2. La funzione della coppia simmetria/euritmia per il primato della coppia decor/distributio.

Il primato dell’utilitas governata dalla coppia decor/distributio, nel prevalere sulla firmitas, governata dalla coppia ordo/dispositio, qui intesa come prevalere dell’attenzione al tempo umano invece che alla tettonica dello spazio mondano, ha conseguenze profonde sulle altre categorie.

Innanzitutto sulla simmetria/euritmia che presiedeva alla modulazione dell’ordine da cui faceva discendere dal modulo (unità di misura) tutte le misure dell’ordine colonne/trabeazione. Una misura riguarda la totalità dell’edificio. Da essa discendono, per divisione, tutte le misure dei “vani” grandi o piccoli ciascuno dapprima nell’insieme di vani dominanti, complementari e serventi concretati da corti e scale; dipoi nella partitura del vano, fino alla misura della campata in cui si organizza il disegno dell’ordine in base al rapporto originario tra spessore della colonna e interasse della campata. La bellezza classica (venustas) infatti, deriva da una costruzione ben ordinata, cioè misurata in base ad un sistema di proporzioni tratte dallo spessore della colonna.

Ora, invece, occorre la “venustas” della dispositio/distributio il cui principio di relazione perviene all’occhio attraverso la “partitura” della modulazione che giunge al minimo dettaglio, ma procede dalla misura dell’area e del volume dell’intera forma che viene sotto gli occhi in misure modulate. La simmetria, è meno importante dell’euritmia nella sequenza. Non è più necessaria all’equilibrio che assicura la firmitas. Piuttosto, regola la sequenza delle posizioni e delle relative vedute, nella unità dell’insieme che coglie la simultaneità delle posizioni. L’euritmia, invece come periodizzazione della temporalità dinamica (circolatoria) entro la sequenza dei luoghi, diviene essenziale. Ad essa la variazione di luce e buio conferita dalla dispositio delle fonti di luce entro l’orientamento delle fabbrica e delle sue parti conferisce espressione.

D’altra parte la luce non dipende più dall’ardimento nello svuotare le coperture, ma solo dall’orientamento delle pareti. Così l’ “espressione” deriva dal disegno delle pareti, in base alla modulazione della superficie.

Ciò che era stato modo di segnalare l’ intelligenza della firmitas: la modulazione del “trilite” colonne/trabeazione, nella sequenza verticale di pietre variamente “squadrate” o “stondate” secondo una rigorosa o esatta misura e profilo – partitura del trilite dell’ordine o “canone” dell’ordine – diviene disegno della superficie e del volume del vano. Sulle pareti quindi ricorrono decori o marche di convenienze gradite al gusto di una “aristocrazia”.

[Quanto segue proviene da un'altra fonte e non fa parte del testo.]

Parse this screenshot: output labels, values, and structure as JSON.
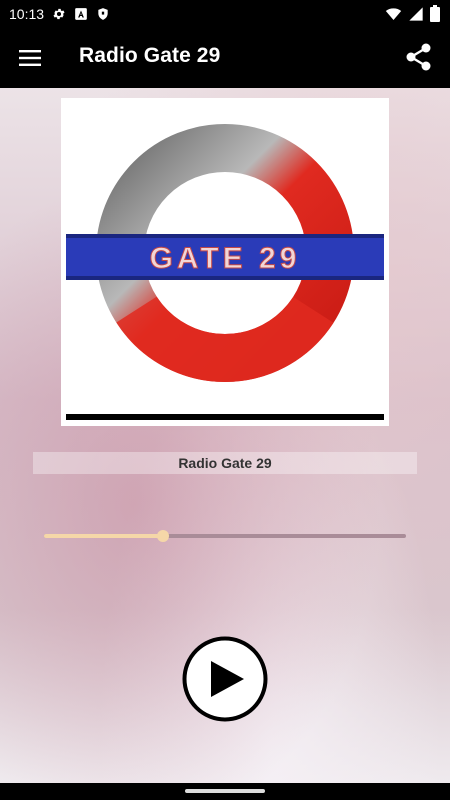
{
  "status_bar": {
    "time": "10:13"
  },
  "app_bar": {
    "title": "Radio Gate 29"
  },
  "player": {
    "artwork_text": "GATE 29",
    "station_name": "Radio Gate 29",
    "volume_fraction": 0.33
  },
  "colors": {
    "accent": "#f5d7a8",
    "bar_bg": "#000000",
    "logo_red": "#d8251c",
    "logo_blue": "#2a3bb8"
  },
  "icons": {
    "status": [
      "settings-icon",
      "a-notification-icon",
      "shield-icon",
      "wifi-icon",
      "signal-icon",
      "battery-icon"
    ],
    "app_bar": [
      "menu-icon",
      "share-icon"
    ],
    "player": [
      "play-icon"
    ]
  }
}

Questo punto d’arrivo propriamente convenzionale o sintattico/grammaticale, distinto da norme è il vero contributo francese all’architettura. Il suo limite è che l’opera d’ingegno si offra alla intelligenza mentale. Cosicché la estrema raffinatezza dello studio ritmico e armonico si disperde nel sensismo della percezione. E l’intelligenza dei numeri si perda. Si occulta, infine, il fatto che il disegno sperimenti le possibilità di un oggetto offerto alla circospezione mentale che esplora esperimenti dell’invenzione di oggetti virtuali.

Non mi dilungo e riassumo.

Tutto si conforma ai requisiti della coppia egemone: decor/distributio. E la decorazione è concepita come commento che indica, attraverso la preziosità dei materiali e la perizia dell’artigiano, il grado di valore di ciascun luogo (stanza o sala portico o galleria etc) destinato al tempo d’azione di un attore.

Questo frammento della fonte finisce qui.